23• Istri Kejam.

Harusnya, Webhi mendengarkan lebih jelas saat sopir yang selalu menemani suaminya mengabarkan berita mengejutkan. Namun, karena kadung terkejut dan panik setelah mendengar kata kecelakaaan, ia langsung menodong Cecep menyebutkan alamat rumah sakit yang didatangi suaminya.

Dalam pikiran paranoid Webhi, kecelakaan yang dialami Chivar mungkin kecelakaan lalu lintas yang bisa saja menyebabkan luka parah. Padahal ia harusnya merasa aneh saat Cecep yang notabenenya semobil dengan Chivar, bisa bicara lugas dalam sambungan telepon. Webhi sulit berpikir jika dalam keadaan panik. Bahkan selama menuju rumah sakit, bisa ia rasakan detak jantungnya bertalu cepat dengan tangan yang mulai gemetar.

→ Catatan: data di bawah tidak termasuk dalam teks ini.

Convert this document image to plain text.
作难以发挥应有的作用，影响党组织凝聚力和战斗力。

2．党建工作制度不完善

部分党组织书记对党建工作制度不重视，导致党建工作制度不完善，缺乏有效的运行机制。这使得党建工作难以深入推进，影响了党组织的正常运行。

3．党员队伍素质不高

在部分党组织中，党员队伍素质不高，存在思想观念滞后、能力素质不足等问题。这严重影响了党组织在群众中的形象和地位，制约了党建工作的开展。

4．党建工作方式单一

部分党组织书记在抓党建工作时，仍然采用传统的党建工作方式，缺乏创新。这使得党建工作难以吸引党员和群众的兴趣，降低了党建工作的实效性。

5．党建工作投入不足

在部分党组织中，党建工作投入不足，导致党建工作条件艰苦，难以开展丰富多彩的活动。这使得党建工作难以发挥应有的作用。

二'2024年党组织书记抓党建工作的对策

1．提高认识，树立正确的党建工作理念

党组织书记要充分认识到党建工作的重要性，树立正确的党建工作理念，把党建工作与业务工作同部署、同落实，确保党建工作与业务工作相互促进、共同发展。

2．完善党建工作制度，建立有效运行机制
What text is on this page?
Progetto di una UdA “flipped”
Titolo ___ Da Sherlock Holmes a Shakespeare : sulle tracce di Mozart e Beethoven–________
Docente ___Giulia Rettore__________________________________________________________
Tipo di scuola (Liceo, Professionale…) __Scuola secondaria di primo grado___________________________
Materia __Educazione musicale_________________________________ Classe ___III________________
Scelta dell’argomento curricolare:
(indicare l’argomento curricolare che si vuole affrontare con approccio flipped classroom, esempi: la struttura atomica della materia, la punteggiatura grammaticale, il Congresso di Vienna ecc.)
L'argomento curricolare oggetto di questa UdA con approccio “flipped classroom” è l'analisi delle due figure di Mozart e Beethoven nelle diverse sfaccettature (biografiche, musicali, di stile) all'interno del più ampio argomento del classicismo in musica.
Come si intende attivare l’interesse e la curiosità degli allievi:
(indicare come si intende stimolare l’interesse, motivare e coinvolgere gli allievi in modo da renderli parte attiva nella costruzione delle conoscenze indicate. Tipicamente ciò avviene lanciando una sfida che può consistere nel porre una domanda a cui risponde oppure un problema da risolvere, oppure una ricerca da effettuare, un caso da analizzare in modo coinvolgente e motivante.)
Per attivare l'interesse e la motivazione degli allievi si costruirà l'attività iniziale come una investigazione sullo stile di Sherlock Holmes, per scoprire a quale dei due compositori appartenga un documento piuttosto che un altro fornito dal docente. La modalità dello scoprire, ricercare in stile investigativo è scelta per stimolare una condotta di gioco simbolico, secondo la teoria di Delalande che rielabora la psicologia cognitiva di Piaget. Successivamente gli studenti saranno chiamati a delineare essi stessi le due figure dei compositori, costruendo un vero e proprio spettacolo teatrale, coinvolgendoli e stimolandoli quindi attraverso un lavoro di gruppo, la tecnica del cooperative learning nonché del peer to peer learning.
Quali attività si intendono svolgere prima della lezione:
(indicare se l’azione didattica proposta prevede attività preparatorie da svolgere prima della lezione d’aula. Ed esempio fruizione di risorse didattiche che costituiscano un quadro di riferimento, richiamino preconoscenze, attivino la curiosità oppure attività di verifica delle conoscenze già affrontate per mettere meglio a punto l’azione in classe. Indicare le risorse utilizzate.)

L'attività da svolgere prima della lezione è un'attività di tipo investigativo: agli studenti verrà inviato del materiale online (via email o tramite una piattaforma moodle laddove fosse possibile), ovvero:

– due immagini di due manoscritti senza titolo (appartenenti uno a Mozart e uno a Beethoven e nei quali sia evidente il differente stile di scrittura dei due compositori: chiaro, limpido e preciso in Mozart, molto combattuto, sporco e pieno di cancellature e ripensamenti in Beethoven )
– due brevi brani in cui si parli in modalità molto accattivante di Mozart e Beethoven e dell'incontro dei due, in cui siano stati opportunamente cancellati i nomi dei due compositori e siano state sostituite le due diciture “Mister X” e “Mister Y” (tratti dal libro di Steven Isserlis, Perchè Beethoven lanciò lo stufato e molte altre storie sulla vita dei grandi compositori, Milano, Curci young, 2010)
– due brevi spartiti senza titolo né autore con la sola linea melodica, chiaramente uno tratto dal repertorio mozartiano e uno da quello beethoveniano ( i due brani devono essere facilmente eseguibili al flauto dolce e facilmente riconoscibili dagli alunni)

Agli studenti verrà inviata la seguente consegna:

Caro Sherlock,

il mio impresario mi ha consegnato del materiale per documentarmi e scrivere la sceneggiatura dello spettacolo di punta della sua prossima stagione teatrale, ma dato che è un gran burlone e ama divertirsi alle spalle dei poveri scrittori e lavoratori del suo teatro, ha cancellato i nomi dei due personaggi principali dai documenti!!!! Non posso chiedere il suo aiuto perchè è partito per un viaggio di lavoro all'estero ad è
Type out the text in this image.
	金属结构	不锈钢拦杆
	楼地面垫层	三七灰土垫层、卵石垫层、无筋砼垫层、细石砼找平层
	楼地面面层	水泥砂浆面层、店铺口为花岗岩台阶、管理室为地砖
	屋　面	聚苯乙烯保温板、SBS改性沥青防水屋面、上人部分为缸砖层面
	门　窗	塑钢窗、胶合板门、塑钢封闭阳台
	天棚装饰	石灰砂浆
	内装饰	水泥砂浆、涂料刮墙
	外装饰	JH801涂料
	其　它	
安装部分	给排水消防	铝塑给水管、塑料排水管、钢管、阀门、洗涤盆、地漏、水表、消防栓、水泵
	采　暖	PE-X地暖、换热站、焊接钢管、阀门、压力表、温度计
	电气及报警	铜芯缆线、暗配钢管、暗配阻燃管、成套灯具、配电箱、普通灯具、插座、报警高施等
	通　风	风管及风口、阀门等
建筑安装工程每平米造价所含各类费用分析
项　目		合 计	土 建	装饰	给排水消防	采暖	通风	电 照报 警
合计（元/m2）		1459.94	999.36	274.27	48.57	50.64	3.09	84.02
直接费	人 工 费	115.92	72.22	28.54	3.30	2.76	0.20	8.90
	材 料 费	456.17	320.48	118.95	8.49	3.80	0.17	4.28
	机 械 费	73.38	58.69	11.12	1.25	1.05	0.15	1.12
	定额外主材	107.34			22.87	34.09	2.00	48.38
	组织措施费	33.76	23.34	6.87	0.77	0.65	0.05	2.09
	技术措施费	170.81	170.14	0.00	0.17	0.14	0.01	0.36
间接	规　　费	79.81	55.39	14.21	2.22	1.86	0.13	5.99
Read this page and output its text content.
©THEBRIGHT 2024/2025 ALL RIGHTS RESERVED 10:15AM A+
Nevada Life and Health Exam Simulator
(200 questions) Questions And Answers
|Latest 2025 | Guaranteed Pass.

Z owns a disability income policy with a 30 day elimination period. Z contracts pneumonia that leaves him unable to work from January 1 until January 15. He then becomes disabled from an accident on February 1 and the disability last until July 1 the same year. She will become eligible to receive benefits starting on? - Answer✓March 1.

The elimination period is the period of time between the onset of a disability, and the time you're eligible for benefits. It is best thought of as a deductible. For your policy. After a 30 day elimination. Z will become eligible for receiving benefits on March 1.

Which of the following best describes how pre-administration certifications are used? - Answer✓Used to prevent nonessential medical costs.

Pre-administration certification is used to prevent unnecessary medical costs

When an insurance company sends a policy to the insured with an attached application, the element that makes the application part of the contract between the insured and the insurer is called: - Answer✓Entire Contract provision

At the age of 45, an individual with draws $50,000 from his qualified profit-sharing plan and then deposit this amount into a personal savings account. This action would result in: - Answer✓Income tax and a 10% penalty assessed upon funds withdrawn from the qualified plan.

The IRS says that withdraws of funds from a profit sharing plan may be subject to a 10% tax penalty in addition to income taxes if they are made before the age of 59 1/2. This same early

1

Sebenarnya meski bersifat menyebalkan, ia sedikit bersyukur karena Chivar tak menunjukkan sisi berengseknya selama ini. Webhi tak peduli jika pria itu masih sering bermain di luar sana, selama tak mengganggu dirinya tak masalah. Dan memang benar, pria itu memegang teguh perinsip yang mengatakan tak akan meneyentuhnya sebelum menjatuhkan pilihan.

Tanpa sadar, Webhi mulai merasa aman dan menaruh sedikit rasa percaya pada pria tengil itu.

"Kronologinya seperti apa?"

Suasana kembali hening. Tak ada sahutan apa pun dari empat pria di hadapan Webhi. Semua menunduk, bahkan salah satu dari mereka tampak bergerak gelisah meski duduk di sofa yang empuk.

"Nggak ada yang mau jawab?" Webhi tak tahu kenapa orang-orang yang duduk di seberangnya terlihat gugup atau ... takut mungkin.

Ia bicara memakai nada biasa, kata-kata yang masih sopan didengar, dan sorot mata biasa-biasa saja--menurutnya. Tak ada tanduk di kepala, taring di gigi, bahkan pisau di tangannya. Jadi, kenapa para pekerja suaminya terlihat seperti itu?

Aneh sekali.

"Mang Cecep, saya harus bicara pakai bahasa apa biar kalian mengerti kalau saya sedang bertanya?" imbuhnya lagi seraya menatap pria yang tadi mengabarinya. "Mau saya buat insiden ini masuk ke ranah--"

"Jadi gini, Bu. Anu ...." Cecep berdeham sebentar sebelum memulai penjelasannya.

Sebenarnya perempuan berstatus istri bosnya itu tak salah jika ingin tahu kronolgi yang menimpa sang suami. Hanya saja, cara wanita itu menatap dengan raut tegas dan tatapan tak bersahabat, membuat ia beserta para pekerja lain merasa gugup dan takut.

Webhi mengangguk tipis. Tangannya terlipat ke bawah dada dengan punggung yang ia sandarkan ke sofa. Ia tak sadar kalau sorot intimidasi membuat para pria di depannya sulit berkata-kata.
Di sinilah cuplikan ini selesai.